2. D'autre part, l'article L. 558-1 A du code électoral dispose que les conseillers à l'assemblée de Guyane et les conseillers à l'assemblée de Martinique sont élus dans les conditions fixées au titre Ier du livre Ier du code électoral et au livre VI bis propre à l'élection de ces conseillers. L'article L. 52-15 de ce code prescrit à la Commission nationale des comptes de campagne et des financements politiques (CNCCFP) de saisir le juge de l'élection lorsqu'elle constate que le compte de campagne n'a pas été déposé dans le délai prescrit ou qu'elle rejette le compte d'un candidat. En vertu de l'article L. 558-14 du même code, créé par l'article 8 de la loi du 27 juillet 2011 relative aux collectivités territoriales de Guyane et de Martinique, lequel fixe spécialement les conditions dans lesquelles le juge de l'élection, saisi par la Commission nationale des comptes de campagne et des financements politiques, peut déclarer inéligible un candidat à l'élection à l'assemblée de Guyane ou de Martinique, dérogeant ainsi aux règles de droit commun prévues à l'article L. 118-3 du même code : " Peut être déclaré inéligible pendant un an celui qui n'a pas déposé son compte de campagne dans les conditions et le délai prescrits par l'article L. 52-12 et celui dont le compte de campagne a été rejeté à bon droit ".

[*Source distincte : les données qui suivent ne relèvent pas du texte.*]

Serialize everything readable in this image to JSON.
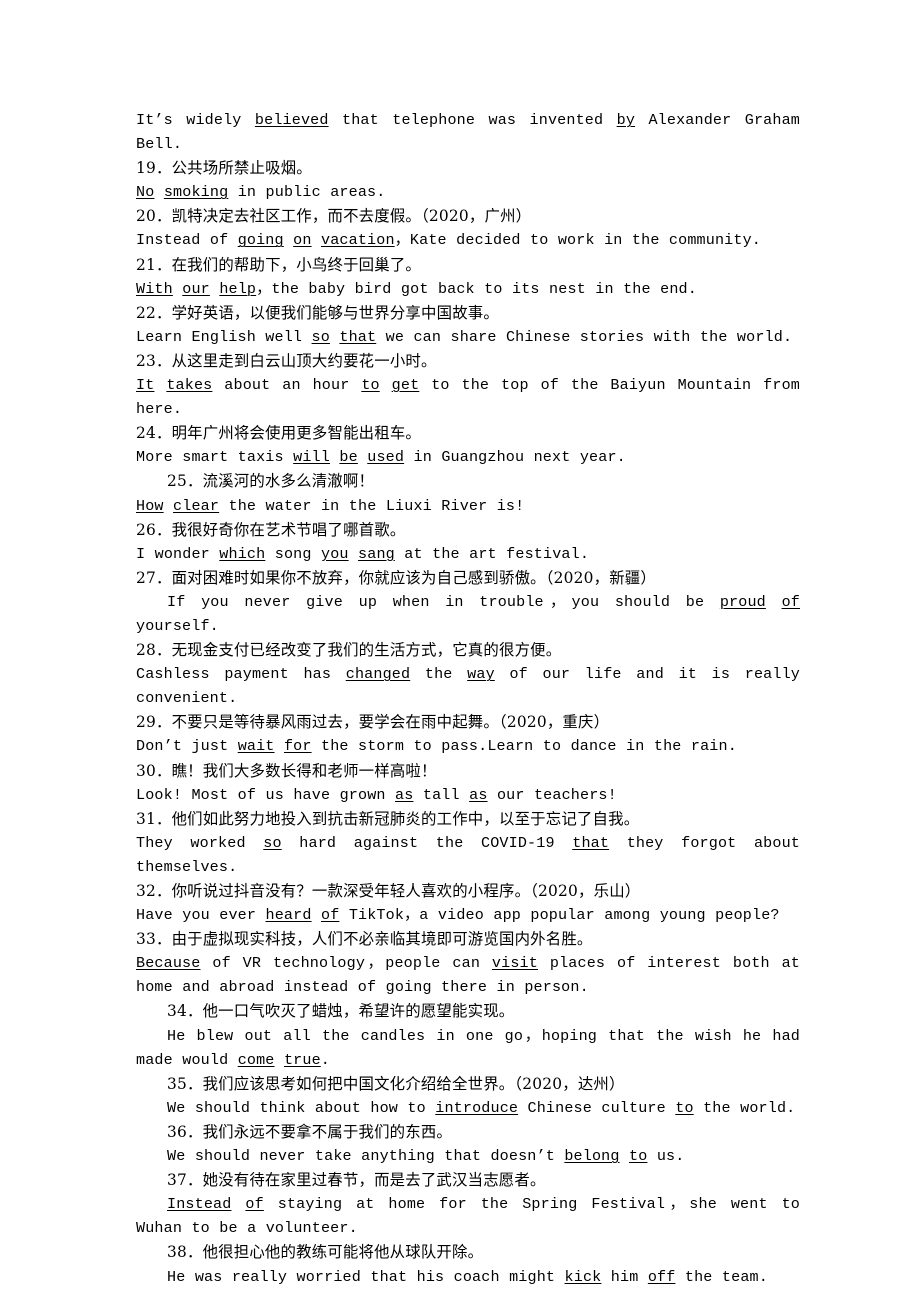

3. Il appartient au juge de l'élection, pour apprécier s'il y a lieu de faire usage à l'égard d'un candidat à l'élection aux assemblées de Guyane et de Martinique de la faculté ouverte par les dispositions de l'article L. 558-14 du code électoral en présence d'un manquement à une règle relative au financement des campagnes électorales, d'examiner si la règle méconnue présente ou non un caractère substantiel - ce qui est le cas, notamment, de l'absence de dépôt du compte de campagne dans le délai prescrit par l'article L. 52-12 - et, le cas échéant, de tenir compte du caractère délibéré ou non du manquement, de l'existence éventuelle d'autres motifs d'irrégularité du compte, du montant des sommes en cause et de l'ensemble des circonstances pertinentes de l'espèce. Si le juge de l'élection estime qu'il y a lieu de prononcer l'inéligibilité d'un candidat à l'élection des conseillers de l'assemblée de Guyane ou à celle des conseillers de l'assemblée de Martinique, une telle inéligibilité est d'une durée d'un an et ne vaut que pour l'élection considérée.

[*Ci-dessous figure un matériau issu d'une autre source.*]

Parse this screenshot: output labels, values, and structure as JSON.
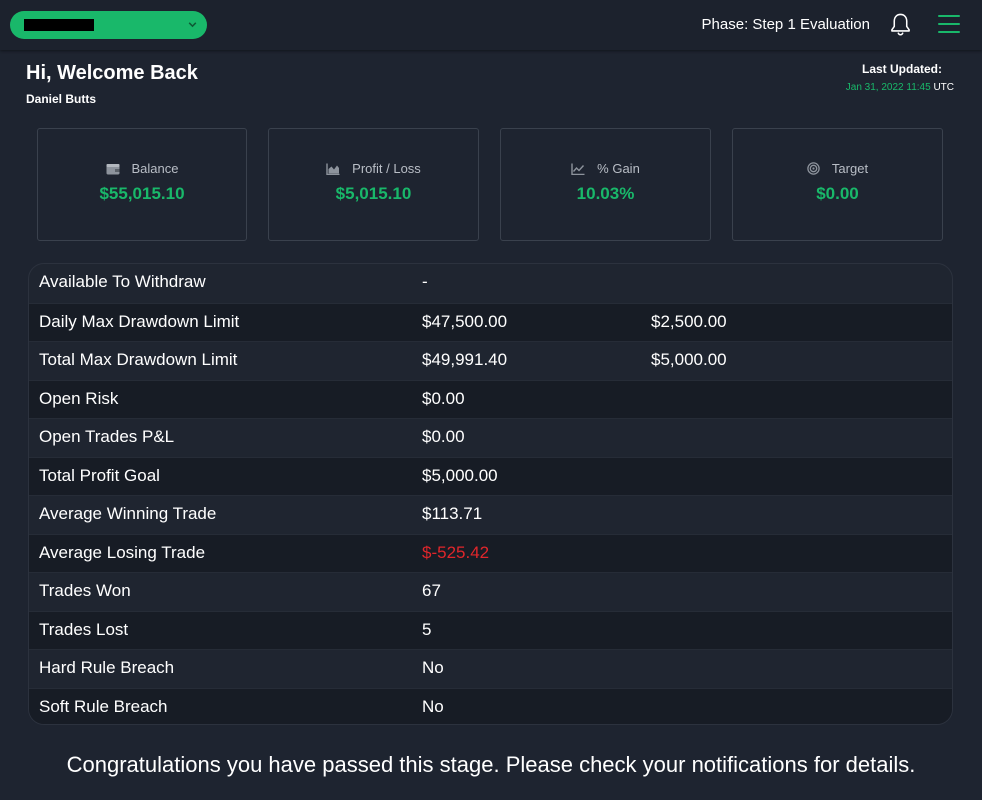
{
  "topbar": {
    "account_selector": {
      "selected": "",
      "chevron_icon": "chevron-down-icon",
      "color": "#19b86a"
    },
    "phase_text": "Phase: Step 1 Evaluation",
    "bell_icon": "bell-icon",
    "menu_icon": "hamburger-menu-icon"
  },
  "header": {
    "greeting": "Hi, Welcome Back",
    "user_name": "Daniel Butts",
    "last_updated_label": "Last Updated:",
    "last_updated_value": "Jan 31, 2022 11:45",
    "last_updated_tz": "UTC"
  },
  "cards": [
    {
      "label": "Balance",
      "value": "$55,015.10",
      "icon": "wallet-icon"
    },
    {
      "label": "Profit / Loss",
      "value": "$5,015.10",
      "icon": "area-chart-icon"
    },
    {
      "label": "% Gain",
      "value": "10.03%",
      "icon": "line-chart-icon"
    },
    {
      "label": "Target",
      "value": "$0.00",
      "icon": "target-icon"
    }
  ],
  "stats": [
    {
      "label": "Available To Withdraw",
      "value": "-",
      "extra": ""
    },
    {
      "label": "Daily Max Drawdown Limit",
      "value": "$47,500.00",
      "extra": "$2,500.00"
    },
    {
      "label": "Total Max Drawdown Limit",
      "value": "$49,991.40",
      "extra": "$5,000.00"
    },
    {
      "label": "Open Risk",
      "value": "$0.00",
      "extra": ""
    },
    {
      "label": "Open Trades P&L",
      "value": "$0.00",
      "extra": ""
    },
    {
      "label": "Total Profit Goal",
      "value": "$5,000.00",
      "extra": ""
    },
    {
      "label": "Average Winning Trade",
      "value": "$113.71",
      "extra": ""
    },
    {
      "label": "Average Losing Trade",
      "value": "$-525.42",
      "extra": ""
    },
    {
      "label": "Trades Won",
      "value": "67",
      "extra": ""
    },
    {
      "label": "Trades Lost",
      "value": "5",
      "extra": ""
    },
    {
      "label": "Hard Rule Breach",
      "value": "No",
      "extra": ""
    },
    {
      "label": "Soft Rule Breach",
      "value": "No",
      "extra": ""
    }
  ],
  "message": "Congratulations you have passed this stage. Please check your notifications for details.",
  "colors": {
    "accent": "#19b86a",
    "negative": "#e0262b",
    "background": "#1e2430"
  }
}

4. Il résulte de l'instruction que M. C..., dont la liste a recueilli 0,59 % des suffrages exprimés à l'issue du premier tour de scrutin de l'élection des conseillers à l'assemblée de Martinique le 20 juin 2021, n'a pas déposé son compte de campagne avant le 17 septembre 2021 à 18 heures et n'a pas produit d'attestation d'absence de recette et de dépense établie par son mandataire financier.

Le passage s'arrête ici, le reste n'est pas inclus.